I just want to state that I already know the answers, my question is concerning the value of the Amplitude in both (a) and (b).

My first question:

So for part (a) the answer for acceleration is -2.71 m/s

^{2}. This is found by using the equation

a(t) = -ω

^{2}A = -2.71 m/s

^{2}

where ω = 5π and A = 0.011 m. Why is the amplitude 0.011m?
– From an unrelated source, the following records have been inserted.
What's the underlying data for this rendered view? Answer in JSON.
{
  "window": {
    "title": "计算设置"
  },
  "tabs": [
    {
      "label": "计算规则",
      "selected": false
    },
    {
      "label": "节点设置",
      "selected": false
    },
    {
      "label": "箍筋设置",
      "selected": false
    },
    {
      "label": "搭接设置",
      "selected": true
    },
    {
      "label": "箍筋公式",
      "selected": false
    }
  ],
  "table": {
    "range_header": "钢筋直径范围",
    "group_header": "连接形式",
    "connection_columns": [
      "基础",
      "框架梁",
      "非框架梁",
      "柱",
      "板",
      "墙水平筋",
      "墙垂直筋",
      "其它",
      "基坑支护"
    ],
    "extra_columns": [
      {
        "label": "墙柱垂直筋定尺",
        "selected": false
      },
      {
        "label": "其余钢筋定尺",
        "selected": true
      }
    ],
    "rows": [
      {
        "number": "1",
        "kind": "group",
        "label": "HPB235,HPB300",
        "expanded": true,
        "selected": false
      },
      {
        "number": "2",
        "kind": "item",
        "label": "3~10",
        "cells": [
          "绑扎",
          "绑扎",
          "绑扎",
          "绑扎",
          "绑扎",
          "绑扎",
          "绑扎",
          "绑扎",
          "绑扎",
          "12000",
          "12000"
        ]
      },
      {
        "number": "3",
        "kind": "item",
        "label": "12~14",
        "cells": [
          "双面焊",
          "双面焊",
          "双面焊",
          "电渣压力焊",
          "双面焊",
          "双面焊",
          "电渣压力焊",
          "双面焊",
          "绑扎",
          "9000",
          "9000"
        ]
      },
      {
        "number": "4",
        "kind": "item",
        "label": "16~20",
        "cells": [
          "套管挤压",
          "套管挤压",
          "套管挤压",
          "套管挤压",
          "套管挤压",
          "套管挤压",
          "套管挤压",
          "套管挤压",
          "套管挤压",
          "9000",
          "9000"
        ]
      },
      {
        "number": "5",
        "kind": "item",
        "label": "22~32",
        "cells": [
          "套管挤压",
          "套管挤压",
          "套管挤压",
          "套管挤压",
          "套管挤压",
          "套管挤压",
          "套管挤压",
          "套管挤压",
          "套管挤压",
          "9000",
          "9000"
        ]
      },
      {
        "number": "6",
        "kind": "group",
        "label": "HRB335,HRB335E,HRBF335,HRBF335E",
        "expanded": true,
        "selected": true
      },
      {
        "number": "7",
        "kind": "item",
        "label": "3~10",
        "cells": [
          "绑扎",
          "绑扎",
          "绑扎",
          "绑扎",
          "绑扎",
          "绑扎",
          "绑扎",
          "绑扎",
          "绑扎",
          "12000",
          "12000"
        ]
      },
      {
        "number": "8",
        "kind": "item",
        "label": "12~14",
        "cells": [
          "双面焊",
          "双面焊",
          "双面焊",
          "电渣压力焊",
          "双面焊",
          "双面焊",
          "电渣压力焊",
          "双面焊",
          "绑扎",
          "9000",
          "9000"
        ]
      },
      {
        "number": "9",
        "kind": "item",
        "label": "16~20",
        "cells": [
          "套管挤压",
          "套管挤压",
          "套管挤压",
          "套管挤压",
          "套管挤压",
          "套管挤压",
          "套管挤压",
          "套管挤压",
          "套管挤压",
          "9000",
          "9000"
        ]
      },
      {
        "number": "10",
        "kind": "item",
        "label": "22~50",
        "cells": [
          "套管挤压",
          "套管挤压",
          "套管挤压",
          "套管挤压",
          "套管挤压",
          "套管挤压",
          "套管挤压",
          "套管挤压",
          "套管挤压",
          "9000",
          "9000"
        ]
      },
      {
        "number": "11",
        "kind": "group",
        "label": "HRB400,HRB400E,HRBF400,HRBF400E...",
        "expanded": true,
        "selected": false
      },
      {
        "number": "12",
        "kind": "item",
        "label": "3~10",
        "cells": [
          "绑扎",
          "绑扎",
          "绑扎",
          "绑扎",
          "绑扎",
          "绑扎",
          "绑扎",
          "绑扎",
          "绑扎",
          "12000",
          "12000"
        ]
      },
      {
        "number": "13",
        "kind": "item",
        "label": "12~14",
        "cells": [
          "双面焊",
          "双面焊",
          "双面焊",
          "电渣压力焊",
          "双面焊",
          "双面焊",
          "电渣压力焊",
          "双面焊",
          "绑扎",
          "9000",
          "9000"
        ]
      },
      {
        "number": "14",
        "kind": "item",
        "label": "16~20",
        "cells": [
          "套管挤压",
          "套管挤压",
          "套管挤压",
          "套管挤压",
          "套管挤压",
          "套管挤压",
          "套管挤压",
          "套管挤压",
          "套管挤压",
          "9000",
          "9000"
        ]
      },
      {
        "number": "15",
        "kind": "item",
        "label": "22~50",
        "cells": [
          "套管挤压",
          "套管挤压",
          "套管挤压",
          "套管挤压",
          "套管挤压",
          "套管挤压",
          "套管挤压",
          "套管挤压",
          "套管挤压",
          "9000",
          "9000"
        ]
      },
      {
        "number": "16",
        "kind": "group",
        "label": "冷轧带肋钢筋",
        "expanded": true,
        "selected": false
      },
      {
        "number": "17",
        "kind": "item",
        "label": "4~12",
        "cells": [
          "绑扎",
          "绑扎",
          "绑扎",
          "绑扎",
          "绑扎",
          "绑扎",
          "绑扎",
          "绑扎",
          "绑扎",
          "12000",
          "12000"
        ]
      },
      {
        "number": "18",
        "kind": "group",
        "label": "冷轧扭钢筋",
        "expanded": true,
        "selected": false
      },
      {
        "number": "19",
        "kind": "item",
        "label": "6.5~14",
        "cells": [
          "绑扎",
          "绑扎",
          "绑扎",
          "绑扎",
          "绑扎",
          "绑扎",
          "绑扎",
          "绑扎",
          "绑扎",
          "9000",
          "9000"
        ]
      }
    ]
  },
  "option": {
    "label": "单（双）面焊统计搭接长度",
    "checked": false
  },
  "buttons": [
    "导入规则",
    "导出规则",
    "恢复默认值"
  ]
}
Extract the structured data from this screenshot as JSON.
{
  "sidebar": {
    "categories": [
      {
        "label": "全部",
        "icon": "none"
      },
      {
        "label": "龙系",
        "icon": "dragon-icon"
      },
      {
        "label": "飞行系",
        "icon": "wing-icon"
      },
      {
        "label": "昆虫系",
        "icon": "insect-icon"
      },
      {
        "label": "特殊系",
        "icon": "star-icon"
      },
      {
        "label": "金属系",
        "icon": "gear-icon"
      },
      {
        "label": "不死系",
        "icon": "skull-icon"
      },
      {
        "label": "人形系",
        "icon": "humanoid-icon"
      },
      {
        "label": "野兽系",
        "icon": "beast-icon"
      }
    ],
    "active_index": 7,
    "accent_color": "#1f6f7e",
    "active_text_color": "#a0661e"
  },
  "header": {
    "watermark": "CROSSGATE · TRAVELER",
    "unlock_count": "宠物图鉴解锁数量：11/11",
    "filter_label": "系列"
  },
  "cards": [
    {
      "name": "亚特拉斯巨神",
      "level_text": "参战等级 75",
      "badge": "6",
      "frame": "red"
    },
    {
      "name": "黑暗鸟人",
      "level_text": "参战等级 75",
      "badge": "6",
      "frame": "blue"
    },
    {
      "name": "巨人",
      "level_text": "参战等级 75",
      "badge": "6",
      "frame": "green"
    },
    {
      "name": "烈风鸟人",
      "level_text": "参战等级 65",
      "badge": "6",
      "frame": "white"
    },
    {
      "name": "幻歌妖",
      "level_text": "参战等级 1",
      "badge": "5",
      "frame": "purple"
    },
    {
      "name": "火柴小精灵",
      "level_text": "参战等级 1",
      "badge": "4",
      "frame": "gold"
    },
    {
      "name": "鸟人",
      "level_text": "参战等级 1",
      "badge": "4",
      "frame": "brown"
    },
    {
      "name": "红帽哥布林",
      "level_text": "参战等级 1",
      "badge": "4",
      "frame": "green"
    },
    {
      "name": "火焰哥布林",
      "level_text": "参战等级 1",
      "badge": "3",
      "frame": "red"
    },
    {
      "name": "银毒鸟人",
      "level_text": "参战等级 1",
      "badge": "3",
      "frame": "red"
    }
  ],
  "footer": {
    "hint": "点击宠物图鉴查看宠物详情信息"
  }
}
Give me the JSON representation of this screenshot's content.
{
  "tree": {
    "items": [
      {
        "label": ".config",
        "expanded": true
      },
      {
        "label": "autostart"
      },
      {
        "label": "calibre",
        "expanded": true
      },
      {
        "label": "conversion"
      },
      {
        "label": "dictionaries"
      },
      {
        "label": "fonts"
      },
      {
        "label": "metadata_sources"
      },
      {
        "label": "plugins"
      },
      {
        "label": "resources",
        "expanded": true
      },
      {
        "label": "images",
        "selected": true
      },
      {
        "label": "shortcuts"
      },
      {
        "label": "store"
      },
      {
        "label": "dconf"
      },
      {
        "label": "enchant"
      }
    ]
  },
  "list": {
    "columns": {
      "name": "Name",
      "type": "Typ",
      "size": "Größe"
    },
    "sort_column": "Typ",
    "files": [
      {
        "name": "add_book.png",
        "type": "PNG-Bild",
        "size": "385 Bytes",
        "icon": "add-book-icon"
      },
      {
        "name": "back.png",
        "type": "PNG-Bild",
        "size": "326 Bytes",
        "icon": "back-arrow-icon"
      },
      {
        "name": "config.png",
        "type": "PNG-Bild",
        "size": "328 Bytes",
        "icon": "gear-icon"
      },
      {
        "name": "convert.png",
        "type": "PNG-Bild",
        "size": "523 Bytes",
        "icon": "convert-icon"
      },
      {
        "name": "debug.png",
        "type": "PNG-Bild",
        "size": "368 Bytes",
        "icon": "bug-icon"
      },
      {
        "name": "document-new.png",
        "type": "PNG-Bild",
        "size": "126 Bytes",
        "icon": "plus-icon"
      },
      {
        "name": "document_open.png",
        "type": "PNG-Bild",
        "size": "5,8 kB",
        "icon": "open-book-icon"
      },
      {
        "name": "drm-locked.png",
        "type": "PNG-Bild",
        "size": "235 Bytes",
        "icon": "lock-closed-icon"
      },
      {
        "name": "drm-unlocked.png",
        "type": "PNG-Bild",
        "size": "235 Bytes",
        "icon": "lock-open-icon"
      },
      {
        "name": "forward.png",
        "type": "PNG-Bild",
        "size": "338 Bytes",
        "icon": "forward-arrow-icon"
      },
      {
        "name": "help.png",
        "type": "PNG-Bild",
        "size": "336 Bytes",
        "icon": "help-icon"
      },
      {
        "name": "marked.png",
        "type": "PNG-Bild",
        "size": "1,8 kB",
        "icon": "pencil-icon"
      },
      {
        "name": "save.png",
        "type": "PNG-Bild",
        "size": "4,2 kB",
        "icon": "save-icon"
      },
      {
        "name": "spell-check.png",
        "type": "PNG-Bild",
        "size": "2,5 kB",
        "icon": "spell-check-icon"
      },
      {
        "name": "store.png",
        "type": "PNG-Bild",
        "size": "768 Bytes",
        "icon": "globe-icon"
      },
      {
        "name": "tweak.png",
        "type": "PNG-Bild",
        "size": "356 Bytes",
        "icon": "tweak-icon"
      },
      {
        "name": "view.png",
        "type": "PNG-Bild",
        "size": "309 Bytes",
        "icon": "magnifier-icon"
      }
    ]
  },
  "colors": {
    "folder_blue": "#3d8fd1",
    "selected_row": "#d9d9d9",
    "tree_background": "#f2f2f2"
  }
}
In the question it states that at t=0 its at a certain position , 1.1cm, with a negative velocity, if it has a velocity then its not at rest, and if its not at rest that means its not at its max position away from the equilibrium point, which from what I understand is defined as the Amplitude. So why is 1.1 cm used as the amplitude in this case?

My 2nd question

In part (b) the answer for the position equation is:

x(t) = (0.0146)cos[(15.7 rad/s)t + 0.715 rad]

So in this case A = 0.0146. This is found by using the equation

A = [x

_{o}

^{2}+ v

_{o}

^{2}/ω

^{2}]

^{½}

So why does this have a different Amplitude from in part (a). Should the value for A be the same in both cases?